The aerator was turned on and it was GREAT!  I expected it to sputter and twitch a bit but the result was Fabulous!

Working Aerator

We let it run for a couple of hours as we marveled at our accomplishment. We tossed in our fishing lines and it didn’t take long before 2 catfish stopped by to Thank us for making their home a much happier place to live!

Grandpa Cat

First Cat

addie funk herring
7/28/2014 7:55:39 AM

An Aerator is good. More oxygen less algae. Grass Karp is good for algae, but big karp. IF you have big bass and little karp the bass will eat the karp. Natural bacteria is good also to add to the pond, it stays in the pond and does it thing. Putting chemicals in the pond like Copper, etc. is only a temporary solution. Keep using Natural bacteria every year will help with decaying debri in the pond. Trapdoor snails are good also they are hardy, and they multiply. I own a pond business in New Jersey. These things i mentioned do work over time, they are not an overnite solution.


debbie_1
9/1/2008 5:16:34 PM

Thanks for the milk jug idea Lori - we will have to give it a try! Steve we have used dye on the pond (slows down sunlight helping the plants grow) and it works very well .. also, copper sulfate penthydrate mixed with heated water and sprayed on the algae. We were very successful with that. We are still fighting the water meal which we understand is tough to get rid of and we totally agree with that! We have done no dredging and the slope varies from 15-30 degrees, the pond is as deep as 25 feet in some places. We will be sending pictures of the water meal to the guy we purchased the aerator from and see what he advises.
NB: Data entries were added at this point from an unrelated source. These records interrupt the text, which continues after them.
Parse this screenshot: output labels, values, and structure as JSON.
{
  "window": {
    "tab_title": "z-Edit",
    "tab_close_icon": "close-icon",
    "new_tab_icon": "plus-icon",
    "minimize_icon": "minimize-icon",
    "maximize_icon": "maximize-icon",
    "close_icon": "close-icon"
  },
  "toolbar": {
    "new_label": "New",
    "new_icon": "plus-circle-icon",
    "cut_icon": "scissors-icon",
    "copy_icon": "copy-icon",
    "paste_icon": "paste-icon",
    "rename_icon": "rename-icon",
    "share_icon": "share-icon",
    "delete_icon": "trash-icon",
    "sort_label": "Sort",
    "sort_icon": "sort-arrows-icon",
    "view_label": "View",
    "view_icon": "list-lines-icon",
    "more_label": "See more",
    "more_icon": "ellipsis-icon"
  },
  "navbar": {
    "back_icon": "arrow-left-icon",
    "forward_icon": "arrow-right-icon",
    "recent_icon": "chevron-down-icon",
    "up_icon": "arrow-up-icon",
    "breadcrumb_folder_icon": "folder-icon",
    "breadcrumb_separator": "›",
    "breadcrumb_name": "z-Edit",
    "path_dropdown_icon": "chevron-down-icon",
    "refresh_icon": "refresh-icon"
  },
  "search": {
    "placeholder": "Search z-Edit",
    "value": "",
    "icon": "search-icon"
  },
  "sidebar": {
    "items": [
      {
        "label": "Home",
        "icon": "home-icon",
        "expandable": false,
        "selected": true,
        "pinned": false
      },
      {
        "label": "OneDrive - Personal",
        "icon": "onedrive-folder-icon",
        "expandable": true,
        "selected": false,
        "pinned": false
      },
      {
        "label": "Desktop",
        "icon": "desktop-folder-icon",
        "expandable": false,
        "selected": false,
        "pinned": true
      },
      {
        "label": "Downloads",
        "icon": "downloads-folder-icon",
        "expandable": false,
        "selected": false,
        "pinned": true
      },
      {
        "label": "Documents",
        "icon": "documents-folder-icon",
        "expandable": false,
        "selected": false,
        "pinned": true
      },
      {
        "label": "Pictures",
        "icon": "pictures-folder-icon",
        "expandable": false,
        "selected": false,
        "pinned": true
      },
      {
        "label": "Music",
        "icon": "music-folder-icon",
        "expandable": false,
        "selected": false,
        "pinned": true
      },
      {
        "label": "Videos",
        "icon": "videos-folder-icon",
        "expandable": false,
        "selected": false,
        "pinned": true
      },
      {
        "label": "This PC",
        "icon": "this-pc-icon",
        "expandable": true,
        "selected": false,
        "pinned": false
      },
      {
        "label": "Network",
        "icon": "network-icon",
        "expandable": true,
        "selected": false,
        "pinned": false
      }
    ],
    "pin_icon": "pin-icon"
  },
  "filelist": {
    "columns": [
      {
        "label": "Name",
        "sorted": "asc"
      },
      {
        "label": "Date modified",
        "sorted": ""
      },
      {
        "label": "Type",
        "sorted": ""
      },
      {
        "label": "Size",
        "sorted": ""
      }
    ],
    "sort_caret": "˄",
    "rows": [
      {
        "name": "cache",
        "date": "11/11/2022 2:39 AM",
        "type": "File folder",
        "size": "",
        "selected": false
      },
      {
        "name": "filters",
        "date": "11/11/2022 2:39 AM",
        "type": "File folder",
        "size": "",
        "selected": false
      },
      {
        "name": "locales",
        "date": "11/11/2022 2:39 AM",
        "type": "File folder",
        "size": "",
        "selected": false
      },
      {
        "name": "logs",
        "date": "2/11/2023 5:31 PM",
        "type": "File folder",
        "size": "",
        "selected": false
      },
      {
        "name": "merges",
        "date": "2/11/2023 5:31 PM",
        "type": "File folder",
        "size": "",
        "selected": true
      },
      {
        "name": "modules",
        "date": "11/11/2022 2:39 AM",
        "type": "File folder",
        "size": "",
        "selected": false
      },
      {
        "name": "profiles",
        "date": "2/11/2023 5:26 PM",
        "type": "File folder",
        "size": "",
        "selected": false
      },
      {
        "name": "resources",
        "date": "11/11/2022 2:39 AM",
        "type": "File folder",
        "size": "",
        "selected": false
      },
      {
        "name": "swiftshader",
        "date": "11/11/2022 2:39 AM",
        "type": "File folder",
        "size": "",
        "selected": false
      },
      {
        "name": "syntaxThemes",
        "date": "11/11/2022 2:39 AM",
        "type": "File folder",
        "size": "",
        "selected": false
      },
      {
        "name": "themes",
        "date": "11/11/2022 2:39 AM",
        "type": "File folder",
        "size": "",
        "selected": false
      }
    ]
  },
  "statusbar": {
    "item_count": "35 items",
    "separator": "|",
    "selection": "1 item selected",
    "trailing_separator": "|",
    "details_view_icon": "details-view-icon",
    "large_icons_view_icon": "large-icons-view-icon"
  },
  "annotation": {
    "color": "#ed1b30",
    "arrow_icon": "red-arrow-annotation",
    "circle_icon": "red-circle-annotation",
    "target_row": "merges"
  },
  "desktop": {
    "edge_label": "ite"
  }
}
I know we should have started taking care of the pond earlier in the spring, but we were clueless. Any more questions, let me know! Debbie :-)


steve_1
8/29/2008 9:32:48 PM

I'm curious about this project, since I am just starting down the same, um-wet, road. My understanding is that a fountain by itself won't bring a pond back from the brink of wetlandship. Did you do anything else such as chemicals, dye, dredging? What is the slope of the sides and how deep is this pond? How long did it take to get from swamp to swimming hole?


lori
8/25/2008 11:14:16 AM

Debbie, WOW, what a lot of work! It looks to me like it was all well worth the effort though! The photos you posted look beautiful! As far as dealing with that snapping turtle, a turtle hook baited with some chicken livers then tied fast to a milk jug to float and a good turtle soup recipe would remedy the situation! The idea is that you hook the chicken livers on one end of the line and tie the other end fast to an empty milk jug. The milk jug floats on top of the pond to mark where the hook and line is. Then you check it periodically to see if you've caught anything. Some of the old timers use this method around here when they get a hankerin for turtle soup. I have never actually done this myself, just telling you what I know others have done.


debbie_1
8/24/2008 3:59:41 PM

You both are very funny and Thank you for the great words of encouragement! This coming holiday weekend Stan says absolutely NO big projects ... I think I can squeeze a few small ones in though! Hank, I am more concerned with the HUGE snapping turtle I hooked last year and caught a glimpse of. Anyone have suggestions how to remove this guy from the pond?? Debbie :-)


razor family farms
8/24/2008 2:25:22 PM

I must tell you that I drool over that pond as if it were just-from-the-oven ginger cookies. *gawk, drool, gasp, sigh* You did a super job! I love that you are tackling so many projects yourselves. The rewards are so great, you know? Blessings! Lacy NEWS at Razor Family Farms (GRIT.com) RazorFamilyFarms.com


hank will_2
8/22/2008 10:31:12 AM

Deb -- It is really encouraging to see that you all took this project on without hiring a big trencher. It seems, these days, that people forget that with a little sweat you can still dig post holes and trenches with hand tools. So, with those big cats lurking below, how do you feel about swimming those waters?